= Science fiction opera =

Opera using a science fiction setting

Science fiction opera is a subgenre of science fiction. It refers to operas whose subject-matter fits in the science fiction genre. Like science-fiction literature, science-fiction operas may be set in the future and involve spaceflight or alien invasion. Other science-fiction operas focus on a dystopian view of the future. Like Lorin Maazel's opera 1984, they may be based on a previously written science fiction book.

==List of science fiction operas==
The following is a partial list of science fiction operas.

- Karl-Birger Blomdahl (1916–1968): Aniara (based on the poem of that name by Harry Martinson)

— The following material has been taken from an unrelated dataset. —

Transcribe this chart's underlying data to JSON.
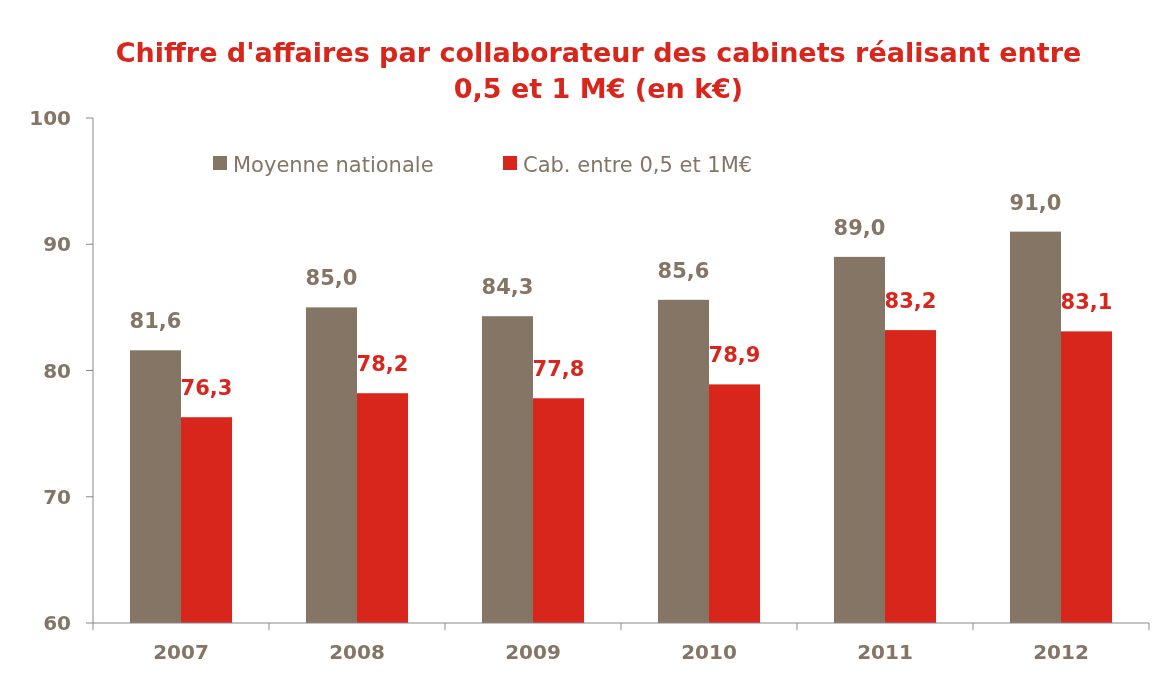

- Viktor Ullmann (1898–1944): The Emperor of Atlantis
- Eef van Breen (born 1978) ’u’, the first opera in Klingon
- Gavin Bryars (born 1943): Doctor Ox's Experiment (based on the book by Jules Verne)

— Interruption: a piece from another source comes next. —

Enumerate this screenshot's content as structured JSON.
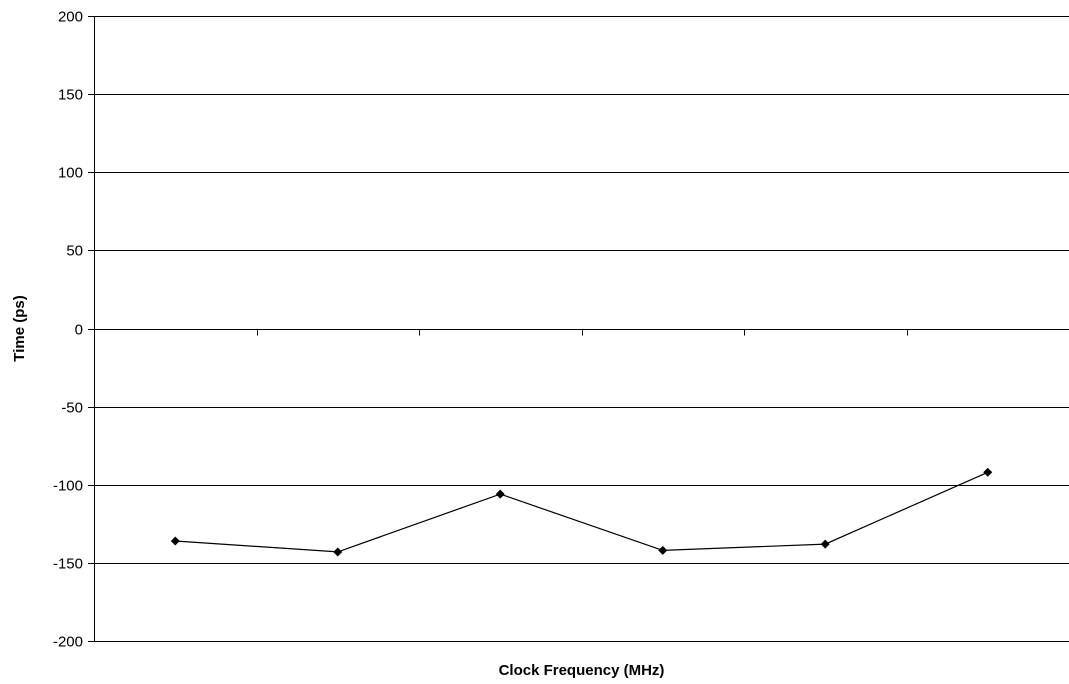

- Søren Nils Eichberg (born 1973): Oryx and Crake (based on the novel by Margaret Atwood)
- Philip Glass (born 1937): The Making of the Representative for Planet 8 and The Marriages Between Zones Three, Four and Five (based on the books by Doris Lessing), 1000 Airplanes on the Roof, and The Voyage
- Joseph Haydn (1732–1809) Il mondo della luna (The World of the Moon), 1777
- Leoš Janáček (1854–1928): The Makropulos Affair (based on the play by Karel Čapek), premiered 1926; and The Excursions of Mr. Brouček to the Moon and to the 15th Century (1920)
- Karel Janovický (b 1930): The Utmost Sail (1958) a one act opera inspired by the launch of the satellite Sputnik in 1957. It concerns the crew of a space ship flying into space and watching the Earth being consumed in a nuclear holocaust.

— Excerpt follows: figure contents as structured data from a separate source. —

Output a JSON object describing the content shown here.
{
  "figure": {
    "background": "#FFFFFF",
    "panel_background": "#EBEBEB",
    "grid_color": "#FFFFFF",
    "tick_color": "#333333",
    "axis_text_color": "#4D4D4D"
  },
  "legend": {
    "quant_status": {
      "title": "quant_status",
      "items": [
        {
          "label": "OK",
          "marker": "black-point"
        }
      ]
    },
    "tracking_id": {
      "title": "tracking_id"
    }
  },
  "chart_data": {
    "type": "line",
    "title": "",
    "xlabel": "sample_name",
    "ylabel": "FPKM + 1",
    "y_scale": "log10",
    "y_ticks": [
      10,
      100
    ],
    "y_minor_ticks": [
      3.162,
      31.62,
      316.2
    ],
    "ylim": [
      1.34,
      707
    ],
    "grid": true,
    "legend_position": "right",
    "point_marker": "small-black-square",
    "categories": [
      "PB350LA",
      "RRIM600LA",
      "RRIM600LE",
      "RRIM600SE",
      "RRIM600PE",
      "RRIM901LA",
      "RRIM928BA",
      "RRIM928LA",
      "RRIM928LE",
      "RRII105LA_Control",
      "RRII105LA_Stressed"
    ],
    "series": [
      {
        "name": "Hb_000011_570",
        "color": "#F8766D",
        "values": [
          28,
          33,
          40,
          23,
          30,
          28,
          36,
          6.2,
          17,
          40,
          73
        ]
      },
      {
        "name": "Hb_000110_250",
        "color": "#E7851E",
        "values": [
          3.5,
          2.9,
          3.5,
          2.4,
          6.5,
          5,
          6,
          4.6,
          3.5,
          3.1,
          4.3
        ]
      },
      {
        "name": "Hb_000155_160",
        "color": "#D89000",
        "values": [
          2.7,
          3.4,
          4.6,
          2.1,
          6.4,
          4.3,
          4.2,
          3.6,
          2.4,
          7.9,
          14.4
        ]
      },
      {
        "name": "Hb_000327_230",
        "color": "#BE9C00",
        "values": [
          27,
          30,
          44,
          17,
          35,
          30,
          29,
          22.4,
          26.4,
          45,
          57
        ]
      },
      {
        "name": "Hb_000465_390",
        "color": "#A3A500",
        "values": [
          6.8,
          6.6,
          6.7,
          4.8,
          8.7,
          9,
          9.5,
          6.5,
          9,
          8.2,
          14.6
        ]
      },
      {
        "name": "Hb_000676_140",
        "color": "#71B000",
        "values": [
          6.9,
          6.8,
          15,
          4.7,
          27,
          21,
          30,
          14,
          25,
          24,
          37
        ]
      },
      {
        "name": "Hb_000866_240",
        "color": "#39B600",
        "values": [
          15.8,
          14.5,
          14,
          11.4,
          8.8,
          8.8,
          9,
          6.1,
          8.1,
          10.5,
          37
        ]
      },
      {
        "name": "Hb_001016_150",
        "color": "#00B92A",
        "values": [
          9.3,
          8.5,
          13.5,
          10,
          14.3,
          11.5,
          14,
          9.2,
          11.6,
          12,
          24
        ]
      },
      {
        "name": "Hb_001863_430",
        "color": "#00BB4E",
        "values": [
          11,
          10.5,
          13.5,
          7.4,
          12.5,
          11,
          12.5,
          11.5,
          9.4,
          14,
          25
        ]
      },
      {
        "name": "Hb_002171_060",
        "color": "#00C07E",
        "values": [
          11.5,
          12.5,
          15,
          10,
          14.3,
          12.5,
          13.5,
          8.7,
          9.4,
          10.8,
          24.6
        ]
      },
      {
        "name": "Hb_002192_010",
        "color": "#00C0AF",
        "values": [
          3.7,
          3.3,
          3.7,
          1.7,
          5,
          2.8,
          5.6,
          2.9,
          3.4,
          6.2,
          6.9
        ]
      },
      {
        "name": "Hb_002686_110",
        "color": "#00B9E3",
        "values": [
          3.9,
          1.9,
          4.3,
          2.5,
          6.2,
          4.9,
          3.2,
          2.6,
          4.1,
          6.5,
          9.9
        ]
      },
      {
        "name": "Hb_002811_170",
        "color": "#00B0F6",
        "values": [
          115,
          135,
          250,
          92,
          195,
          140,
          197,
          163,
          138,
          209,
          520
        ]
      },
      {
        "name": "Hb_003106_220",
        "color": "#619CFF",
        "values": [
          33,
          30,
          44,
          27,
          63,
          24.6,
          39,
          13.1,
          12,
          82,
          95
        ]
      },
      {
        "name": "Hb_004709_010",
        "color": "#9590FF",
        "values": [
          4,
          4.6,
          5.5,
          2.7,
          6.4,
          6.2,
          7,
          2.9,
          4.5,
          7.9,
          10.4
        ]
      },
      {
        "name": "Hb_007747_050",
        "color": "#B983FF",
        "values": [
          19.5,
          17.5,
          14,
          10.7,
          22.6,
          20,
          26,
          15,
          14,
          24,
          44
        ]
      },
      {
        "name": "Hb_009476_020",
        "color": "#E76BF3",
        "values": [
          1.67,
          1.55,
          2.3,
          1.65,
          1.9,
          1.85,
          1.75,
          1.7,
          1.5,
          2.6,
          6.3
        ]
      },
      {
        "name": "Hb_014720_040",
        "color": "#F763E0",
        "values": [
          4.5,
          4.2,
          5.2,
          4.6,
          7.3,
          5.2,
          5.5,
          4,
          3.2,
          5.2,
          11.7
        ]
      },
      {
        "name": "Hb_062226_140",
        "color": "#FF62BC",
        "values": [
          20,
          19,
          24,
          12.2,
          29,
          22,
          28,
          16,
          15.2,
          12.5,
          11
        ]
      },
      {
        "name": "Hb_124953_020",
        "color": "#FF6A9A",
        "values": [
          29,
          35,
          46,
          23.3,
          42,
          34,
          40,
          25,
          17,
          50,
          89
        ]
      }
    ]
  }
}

- Lorin Maazel (1930–2014) 1984 (based on the book by George Orwell)
- Tod Machover (born 1953) Valis (1987) (based on the novel VALIS by Philip K. Dick)
- Gian Carlo Menotti (1911–2007) A Bride from Pluto (1982) and Help, Help, the Globolinks! (1968)
- Jacques Offenbach (1819-1880) Le voyage dans la lune (based on the book De la terre à la lune by Jules Verne), premiered 1875.
- Poul Ruders (born 1949) The Handmaid's Tale (based on the book of that name by Margaret Atwood)
- Howard Shore (born 1946): The Fly (based on David Cronenberg's 1986 film)
- Karlheinz Stockhausen (1928–2007) Licht (based on The Urantia Book)
- Steven Andrew Taylor's Paradises Lost after a short story from Ursula K. Le Guin's collection The Birthday of the World
- Michael Tippett's New Year (1989), which features a spaceship and time travelers from the future.